The trajectory of a projectile in the $xz$-plane launched from the origin at an angle $\theta_0$ from the (horizontal) $x$-axis with speed $v_0 = 25\;\mathrm{m\,s^{-1}}$ is $$z = x\tan\theta_0 - \frac{g}{2v_0^2\cos^2\theta_0}x^2.$$

##### Derivation
During its flight, the projectile is subject to a constant acceleration $\ddot{\boldsymbol{r}} = -g\hat{\boldsymbol{k}}$. Integrating, \begin{align*} \boldsymbol{v} &= \dot{\boldsymbol{r}} = -gt\hat{\boldsymbol{k}} + \boldsymbol{v_0}\\ \boldsymbol{r} & = \textstyle -\frac{1}{2}gt^2\hat{\boldsymbol{k}} + \boldsymbol{v_0}t + \boldsymbol{r_0} \end{align*} where $\boldsymbol{v_0} = (v_0\cos\theta)\hat{\boldsymbol{i}} + v_0(\sin\theta)\hat{\boldsymbol{k}}$ and $\boldsymbol{r_0}=0$ (the projectile starts at the origin).
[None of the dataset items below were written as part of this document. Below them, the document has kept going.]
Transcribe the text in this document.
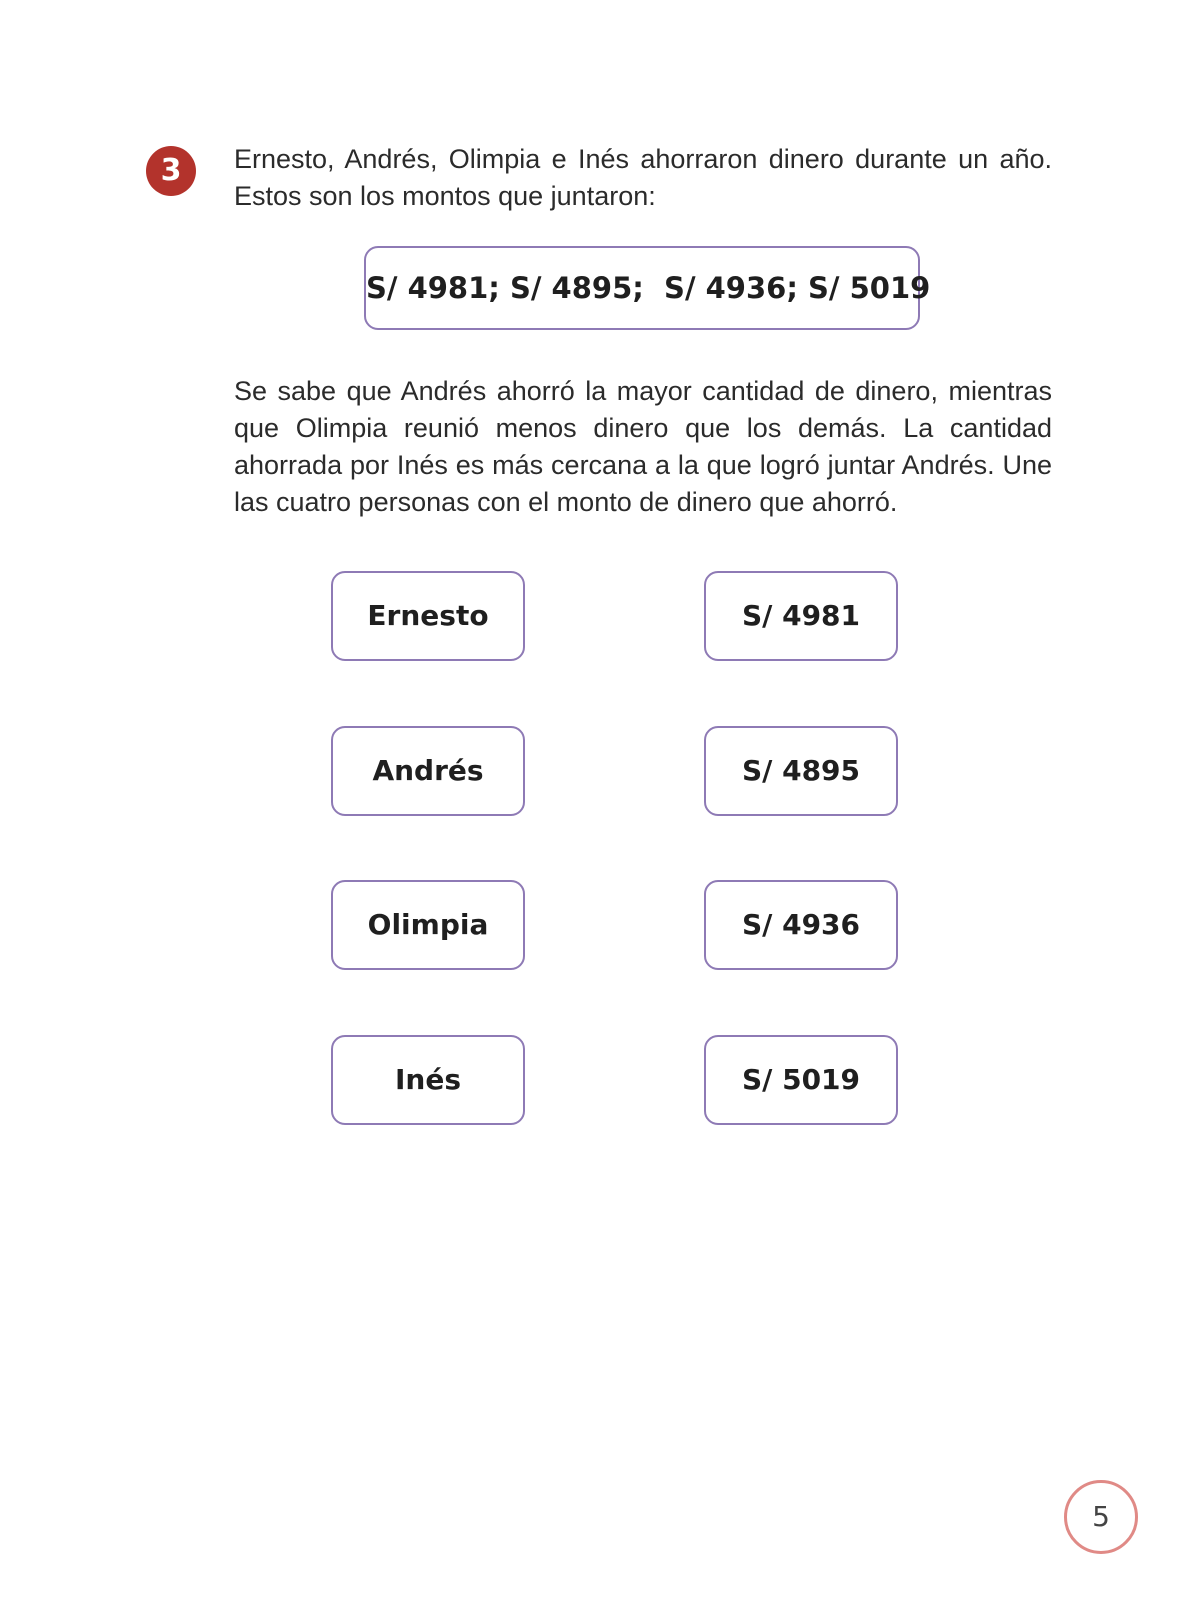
3	Ernesto, Andrés, Olimpia e Inés ahorraron dinero durante un año. Estos son los montos que juntaron:

S/ 4981; S/ 4895;  S/ 4936; S/ 5019

Se sabe que Andrés ahorró la mayor cantidad de dinero, mientras que Olimpia reunió menos dinero que los demás. La cantidad ahorrada por Inés es más cercana a la que logró juntar Andrés. Une las cuatro personas con el monto de dinero que ahorró.

Ernesto	S/ 4981
Andrés	S/ 4895
Olimpia	S/ 4936
Inés	S/ 5019
5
Therefore, $x = v_0t\cos\theta$ and $z = v_0t\sin\theta - \frac{1}{2}gt^2$. Eliminating $t$ from these expressions gives the formula for $z$ above.

If the projectile passes through the point $(5, 15)$, use Brent's method to determine the possible values of $\theta_0$.